15.1.11

A l'occasion de la "Journée mondiale du Migrant et du Refugié"

Dimanche 16 janvier 2011



C’est aujourd’hui, frères et sœurs, la « Journée mondiale du migrant et du réfugié ».
Le pape nous invite avec insistance à réfléchir à notre attitude, non pas « face » au migrant mais « avec » lui. Benoît XVI a choisi pour thème de cette journée : « Une seule famille humaine ». Il s’agit de laisser résonner dans notre cœur cette parole évangélique : « Qu’as-tu fait de ton frère ? »

S’il me prenait l’idée de réaliser ici, en direct, un petit sondage, nul doute que se dégagerait une majorité écrasante pour considérer que l’accueil de l’étranger est une grande et belle valeur chrétienne.

Je crois que nous serions assez vite d’accord sur ce beau principe rappelé par le concile que je cite : « tous les peuples forment une seule communauté ; ils ont une seule origine, puisque Dieu a fait habiter tout le genre humain sur toute la face de la terre ».
Mais, si nous commencions, frères et sœurs, à discuter autour d’une table de la présence des étrangers dans les quartiers, dans les banlieues, au travail, dans le métro; si nous abordions la question de l’expression publique et visible de leurs coutumes et de leur religion, il y a fort à parier que les débats deviendraient vite passionnés et que des divergences se feraient assez vite jour entre nous.

Nous avons toutes et tous en mémoire la polémique de cet été autour de la question des « Roms ».
Certains évêques – dont le nôtre – ont pris publiquement position pour rappeler le respect de la dignité due aux étrangers.
Ils ont été applaudis par certains, et un peu « sifflés » par d’autres. Je sais que certains catholiques ont fait savoir à Eric Aumônier qu’ils n’étaient pas d’accord, qu’un évêque n’avait pas à faire de « politique » et qu’il n’avait pas grand chose à faire dans un camp de Roms sous les caméras de télévision.
Un sondage pour La Croix de l’institut CSA réalisé en août, juste après les évènements, indiquait que 55 % des catholiques soutenaient les expulsions des Roms.
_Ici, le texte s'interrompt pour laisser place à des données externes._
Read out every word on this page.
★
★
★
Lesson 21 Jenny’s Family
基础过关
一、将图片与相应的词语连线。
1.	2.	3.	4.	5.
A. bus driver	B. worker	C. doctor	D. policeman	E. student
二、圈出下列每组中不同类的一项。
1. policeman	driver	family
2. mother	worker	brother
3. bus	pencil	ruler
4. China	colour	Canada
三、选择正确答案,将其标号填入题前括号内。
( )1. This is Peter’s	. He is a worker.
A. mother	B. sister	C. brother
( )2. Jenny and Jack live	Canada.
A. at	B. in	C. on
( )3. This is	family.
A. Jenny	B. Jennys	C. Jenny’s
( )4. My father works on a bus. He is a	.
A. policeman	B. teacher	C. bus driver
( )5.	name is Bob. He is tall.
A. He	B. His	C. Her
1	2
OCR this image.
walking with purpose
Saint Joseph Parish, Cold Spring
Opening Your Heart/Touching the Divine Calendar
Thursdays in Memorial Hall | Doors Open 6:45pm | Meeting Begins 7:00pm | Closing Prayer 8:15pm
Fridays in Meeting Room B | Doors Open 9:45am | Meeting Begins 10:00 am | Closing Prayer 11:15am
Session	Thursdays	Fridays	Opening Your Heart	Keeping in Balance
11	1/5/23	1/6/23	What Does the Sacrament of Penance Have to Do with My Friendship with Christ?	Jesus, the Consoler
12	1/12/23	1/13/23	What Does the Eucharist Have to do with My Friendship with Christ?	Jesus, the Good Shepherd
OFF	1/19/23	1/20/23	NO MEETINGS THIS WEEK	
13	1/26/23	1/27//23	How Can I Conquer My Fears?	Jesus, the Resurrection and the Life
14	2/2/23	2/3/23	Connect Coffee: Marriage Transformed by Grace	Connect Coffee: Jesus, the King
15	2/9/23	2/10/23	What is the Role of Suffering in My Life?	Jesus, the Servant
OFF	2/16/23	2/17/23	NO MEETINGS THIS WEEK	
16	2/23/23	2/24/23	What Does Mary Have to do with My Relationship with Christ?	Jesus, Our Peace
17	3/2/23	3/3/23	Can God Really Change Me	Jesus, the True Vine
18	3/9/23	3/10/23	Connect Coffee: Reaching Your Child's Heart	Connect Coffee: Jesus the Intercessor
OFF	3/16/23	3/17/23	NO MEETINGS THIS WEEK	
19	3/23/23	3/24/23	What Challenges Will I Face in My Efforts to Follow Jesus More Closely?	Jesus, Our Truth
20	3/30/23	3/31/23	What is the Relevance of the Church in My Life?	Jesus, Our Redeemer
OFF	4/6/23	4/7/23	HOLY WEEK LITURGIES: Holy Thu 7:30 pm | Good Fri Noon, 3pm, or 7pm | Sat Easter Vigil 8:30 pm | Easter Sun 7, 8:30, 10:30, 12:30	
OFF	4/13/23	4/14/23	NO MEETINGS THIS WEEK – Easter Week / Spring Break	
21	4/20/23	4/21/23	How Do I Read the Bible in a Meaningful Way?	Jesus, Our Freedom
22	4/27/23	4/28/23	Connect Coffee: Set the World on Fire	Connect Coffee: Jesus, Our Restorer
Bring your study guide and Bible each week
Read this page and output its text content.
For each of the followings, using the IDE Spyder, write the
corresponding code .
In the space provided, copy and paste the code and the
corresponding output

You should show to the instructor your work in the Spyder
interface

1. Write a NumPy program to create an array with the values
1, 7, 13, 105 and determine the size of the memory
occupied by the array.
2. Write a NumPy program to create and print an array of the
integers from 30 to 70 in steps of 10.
Preuve d’un vrai malaise, d’un débat davantage passionné qu’argumenté, révélateur d’une peur de l’étranger qui ne cesse de se développer en Europe. Violences racistes en Italie, score croissant de partis nationalistes plus ou moins ouvertement xénophobes dans plusieurs pays…
Lorsque le cardinal Tarcisio Bertone, « ministre des affaires étrangères » du Pape affirme avec force que « tout migrant est une personne humaine qui possède des droits fondamentaux inaliénables » tous les chrétiens sont « pieusement » d’accord.

Pourtant, lorsque les langues se délient, on entend dire de plus en plus souvent : « les beaux principes éthiques, c’est bien, mais il ne faut pas non plus être naïf ».


Entonnant le refrain « on ne peut pas accueillir toute la misère du monde » - ce qui n’est pas faux ! - , des catholiques expriment de plus en plus ouvertement, comme le reste des français, leur anxiété face à d’autres cultures, traditions, religions, modes de vie...
On l’a vu dans le débat piégé autour de l’identité nationale…

« La peur fait parfois perdre tout sens critique, écrivait le cardinal Ricard, en septembre dernier. L’homme qui a peur ne parle plus, il aboie. J’ai été choqué, continuait l’archevêque de Bordeaux, de la violence avec laquelle ces problèmes humains ont souvent été abordés. Or le Christ Ressuscité vient nous libérer de la peur. Il nous donne la force de risquer la rencontre avec l’autre. En rappelant cela, l’Eglise ne fait pas de politique, elle témoigne simplement de la puissance et de l’exigence de l’Evangile ».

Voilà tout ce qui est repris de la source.